Birmingham is hosting 6,500 athletes and officials from 72 Commonwealth nations and territories and vlogger Bernard Carroll believes this is the perfect opportunity to showcase the diversity of the city.

"It is a multicultural city - anyone from the world can come here and enjoy the love," said the 71-year-old, who was born in London but moved to the West Midlands five years ago.

Birmingham Commonwealth Games banners put up on buildings. ST PHOTO: GAVIN FOO

Main thoroughfares like shopping belt Corporation Street are decorated with billboards, banners and signage in the Commonwealth Games 2022's bright mix of green, pink, blue, orange, purple and yellow while the main mascot - a bull named Perry - is a fixture on all decorations.

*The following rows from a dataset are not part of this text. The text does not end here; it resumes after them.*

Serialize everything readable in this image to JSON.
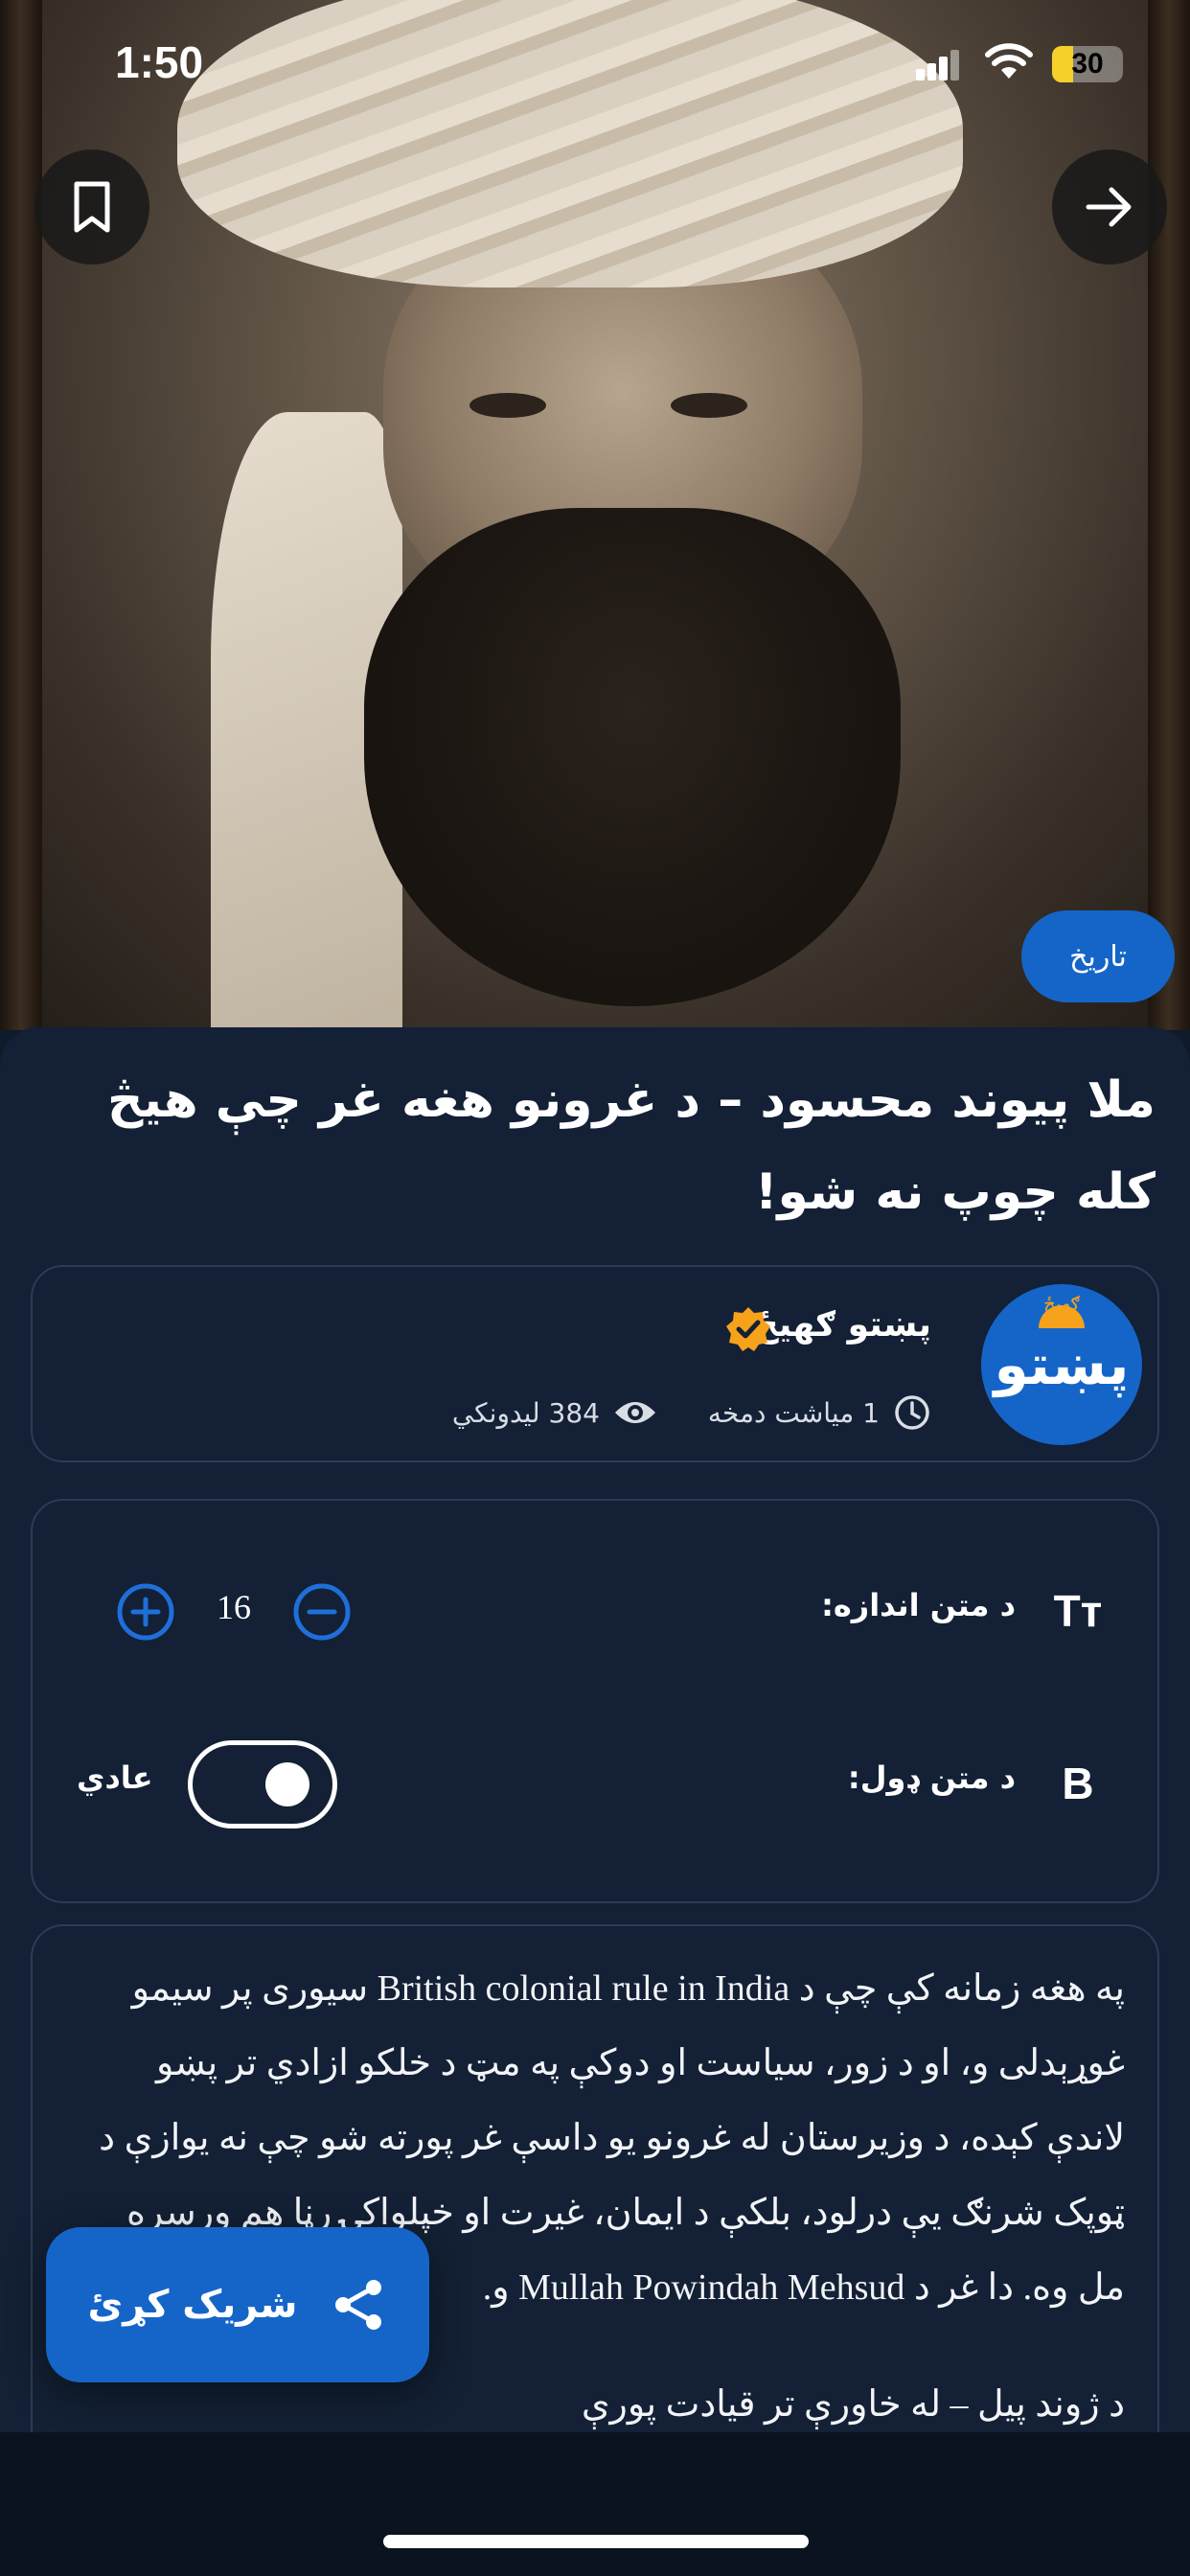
{
  "status_bar": {
    "time": "1:50",
    "battery": "30",
    "battery_level": 0.3
  },
  "hero": {
    "category": "تاریخ",
    "photo_description": "sepia portrait of a man with a white turban and dark beard"
  },
  "article": {
    "title": "ملا پیوند محسود – د غرونو هغه غر چې هیڅ کله چوپ نه شو!"
  },
  "author": {
    "name": "پښتو ګهیځ",
    "logo_text": "پښتو",
    "logo_small": "ګهیځ",
    "time_ago": "1 میاشت دمخه",
    "views": "384 لیدونکي",
    "verified_color": "#f7a21b"
  },
  "settings": {
    "font_size_label": "د متن اندازه:",
    "font_size_icon_text": "Tт",
    "font_size_value": "16",
    "font_weight_label": "د متن ډول:",
    "font_weight_icon_text": "B",
    "font_weight_value": "عادي"
  },
  "body": {
    "paragraph_1": "په هغه زمانه کې چې د British colonial rule in India سیوری پر سیمو غوړېدلی و، او د زور، سیاست او دوکې په مټ د خلکو ازادي تر پښو لاندې کېده، د وزیرستان له غرونو یو داسې غر پورته شو چې نه یوازې د ټوپک شرنګ یې درلود، بلکې د ایمان، غیرت او خپلواکۍ رڼا هم ورسره مل وه. دا غر د Mullah Powindah Mehsud و.",
    "paragraph_2": "د ژوند پیل – له خاورې تر قیادت پورې"
  },
  "share": {
    "label": "شریک کړئ"
  },
  "colors": {
    "accent": "#1565c8",
    "sheet": "#132035",
    "card_border": "#2c3c55"
  }
}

Victoria Square came to life on Wednesday as it welcomed the Queen's Baton Relay with a festival featuring performances by a Irish pipes and drums group, a samba band, dhol drummers, a West African band, Bollywood dance performers and British rapper Sanity drawing more than 1,000 curious onlookers.

Performers dance to Bollywood tunes at a Queen’s Baton Relay festival at Victoria Square in Birmingham on July 27, 2022. ST PHOTO: GAVIN FOO

For locals like Mr Norman Bartlam, 64, who works in the television industry, there is a noticeable sense of excitement.

The city is home to two of the country's oldest football clubs Aston Villa and Birmingham City and has staged top international sporting events like the All England Open Badminton Championships but the Commonwealth Games is on a different scale.

Mr Bartlam said: "Birmingham has always wanted a big sporting event and this is probably the biggest we've had. This is going to do fantastic for the local economy.

"With all the coverage that's going to be seen around the world, hopefully it'll be great for the image of Birmingham - to show all the good side of things and the regeneration that is happening."